Peter Chattaway is, as always, right on top of the announcement that there is a film about Paul in the works, with Hugh Jackman in the lead. Given the famous anecdote in the apocryphal Acts of Paul and Thecla which describes him as short, bald, bow-legged, and unibrowed, I have always pictured Paul more as Wallace Shawn than the strapping Jackman. Even though Thecla was not well accepted as a legitimate description of Paul, one can still see its effect on representations of the apostle in early Christian art.

It is true that Paul is fairly self-deprecating in his letters, as when he reminds the church in Corinth that he did not initially come across as a very charismatic or eloquent man (1 Corinthians 2:1-5). But they were persuaded nonetheless, and a small community of Christians grew amidst the bustle of this thriving crossroads of Greece and Rome. They were compelled. There was something about Paul they found wise and true, and even a little bit revolutionary.

This personality of Paul lies between the lines of much of the New Testament, and is an important part of understanding how the church bloomed so quickly north and west across the Roman empire. His rhetoric was often antagonistic. He read the Hebrew scriptures in odd ways. His work among Gentiles ran against the grain of more established early Christian practice. He was accosted by crowds and chased out of cities.

He just wasn’t exactly the kind of person you want to claim as a religious or theological inspiration. But so many did because they could see in Paul what others had seen in Jesus. He had an unwavering sense of mission, an alluring conviction about the nature of time and history, and a subversive generosity of spirit (usually).

Because this can be difficult to see in the text, good movie representations of Paul are very valuable. A few points this direction:

1. The personality of Paul is one of the driving forces of the New Testament. It can be hard to hear this across so many centuries through the obscurities of his prose and Luke’s account of his travels through Asia Minor and Greece. But if we want to understand what made Paul tick and how he arrived at some of his core theological convictions, we need to be able to imagine him in action. We need to be able to grasp the features of his biography that made him such a unique and tireless witness to the earliest Jesus movement in Jerusalem and Antioch.

A lot of the clumsiest scholarship on Paul is marked by a lack of this imagination. Conversely, much of the best scholarship on Paul begins by entering into his interesting biographical drama.

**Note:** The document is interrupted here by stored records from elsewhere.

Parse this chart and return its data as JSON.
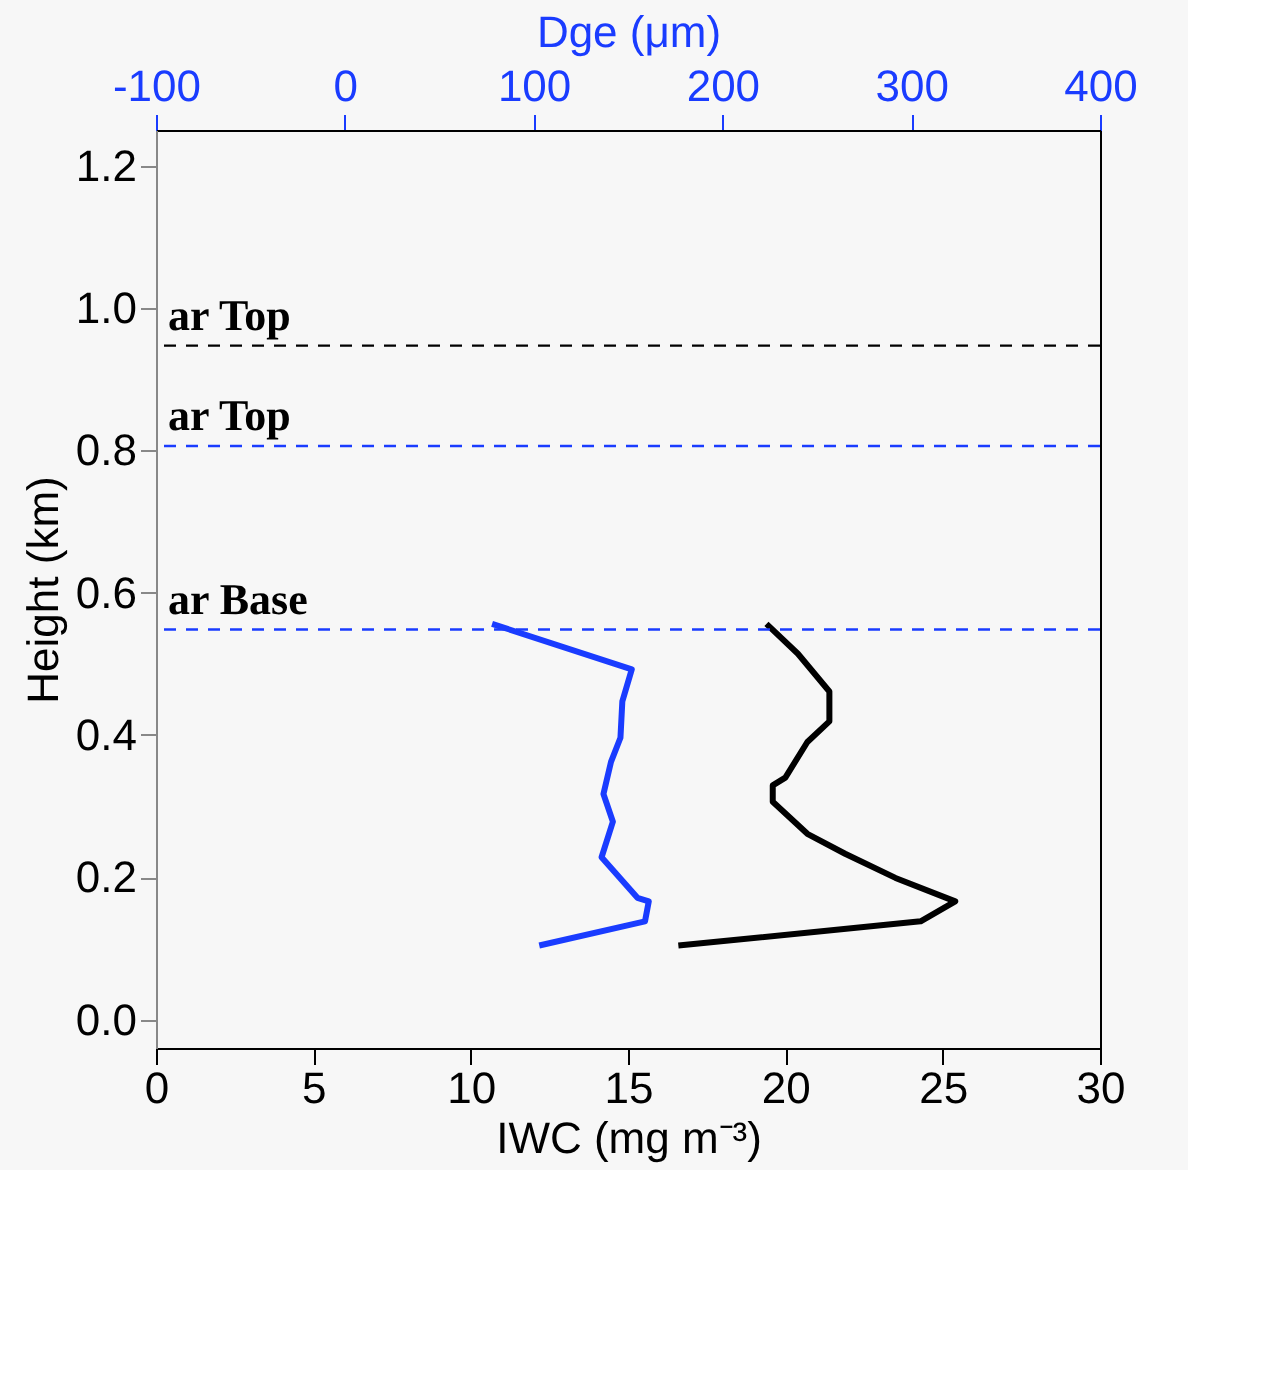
{
  "chart_data": {
    "type": "line",
    "xlabel": "IWC (mg m⁻³)",
    "x2label": "Dge (μm)",
    "ylabel": "Height (km)",
    "xlim": [
      0,
      30
    ],
    "xticks": [
      0,
      5,
      10,
      15,
      20,
      25,
      30
    ],
    "x2lim": [
      -100,
      400
    ],
    "x2ticks": [
      -100,
      0,
      100,
      200,
      300,
      400
    ],
    "ylim": [
      -0.04,
      1.25
    ],
    "yticks": [
      {
        "value": 0,
        "label": "0.0"
      },
      0.2,
      0.4,
      0.6,
      0.8,
      {
        "value": 1,
        "label": "1.0"
      },
      1.2
    ],
    "grid": false,
    "marker": "none",
    "line_style": "solid",
    "series": [
      {
        "color": "#000000",
        "x": [
          19.4,
          20.4,
          21.4,
          21.4,
          20.7,
          20.0,
          19.6,
          19.6,
          20.7,
          21.9,
          23.5,
          25.4,
          24.3,
          16.6
        ],
        "values": [
          0.556,
          0.514,
          0.461,
          0.419,
          0.39,
          0.34,
          0.329,
          0.306,
          0.261,
          0.233,
          0.199,
          0.166,
          0.138,
          0.104
        ]
      },
      {
        "color": "#1a3cff",
        "axis": "x2",
        "x": [
          78,
          152,
          147,
          146,
          141,
          137,
          142,
          136,
          155,
          161,
          159,
          103
        ],
        "values": [
          0.556,
          0.492,
          0.447,
          0.396,
          0.362,
          0.317,
          0.278,
          0.228,
          0.171,
          0.166,
          0.138,
          0.104
        ]
      }
    ],
    "ref_lines": [
      {
        "axis": "y",
        "value": 0.947,
        "label": "ar Top",
        "color": "#000000",
        "line_style": "dashed"
      },
      {
        "axis": "y",
        "value": 0.806,
        "label": "ar Top",
        "color": "#1a3cff",
        "line_style": "dashed"
      },
      {
        "axis": "y",
        "value": 0.548,
        "label": "ar Base",
        "color": "#1a3cff",
        "line_style": "dashed"
      }
    ]
  }
}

2. Paul’s theology was narrative in scope. He was not necessarily a teacher of ideas, but someone with a new story to tell about how God works in history and invites others to participate in that redemptive work. His story encompassed re-readings of the history of Israel, the foundations of the Empire, and even of himself. He thought of himself as someone called by God from one story to another. He lends himself to the medium of cinema.

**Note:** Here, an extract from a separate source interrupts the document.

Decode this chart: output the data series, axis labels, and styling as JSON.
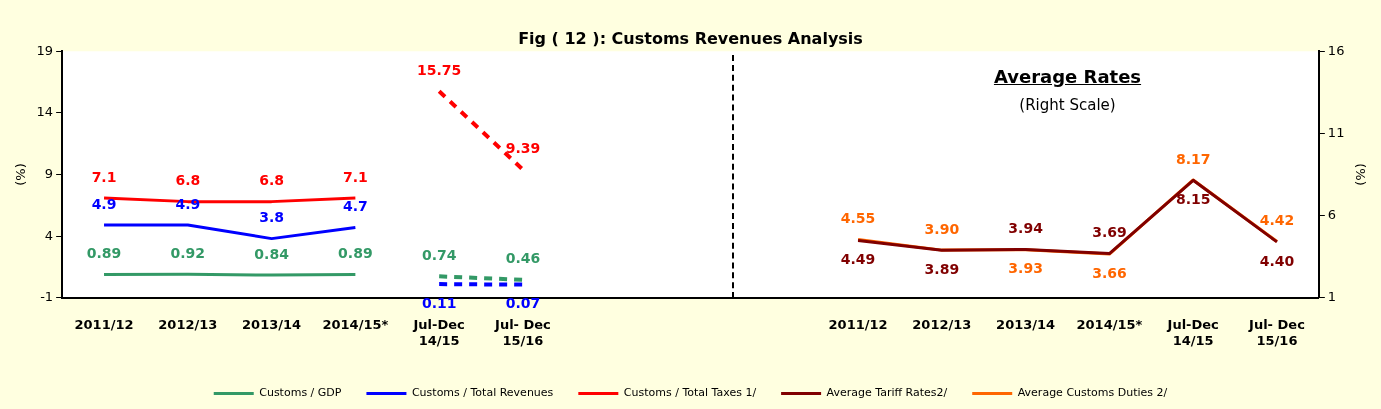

3. It is always a good time to hear Paul. Paul often gets a bad rap. A few of his texts are battlegrounds for debate on homosexuality, gender distinctions, the authority of the church, etc… It is fair to quibble about these elements of his work. But at the center of Paul’s thought is a call to liberation. Because Paul was able to see through the politics and ideologies of his own era in timeless ways, he was, as F.F. Bruce described him, the “apostle of the heart set free.” Even just his basic biography has much to say to us today about what it means to live and flourish in society.

These are the kinds of things a movie can get very right about Paul.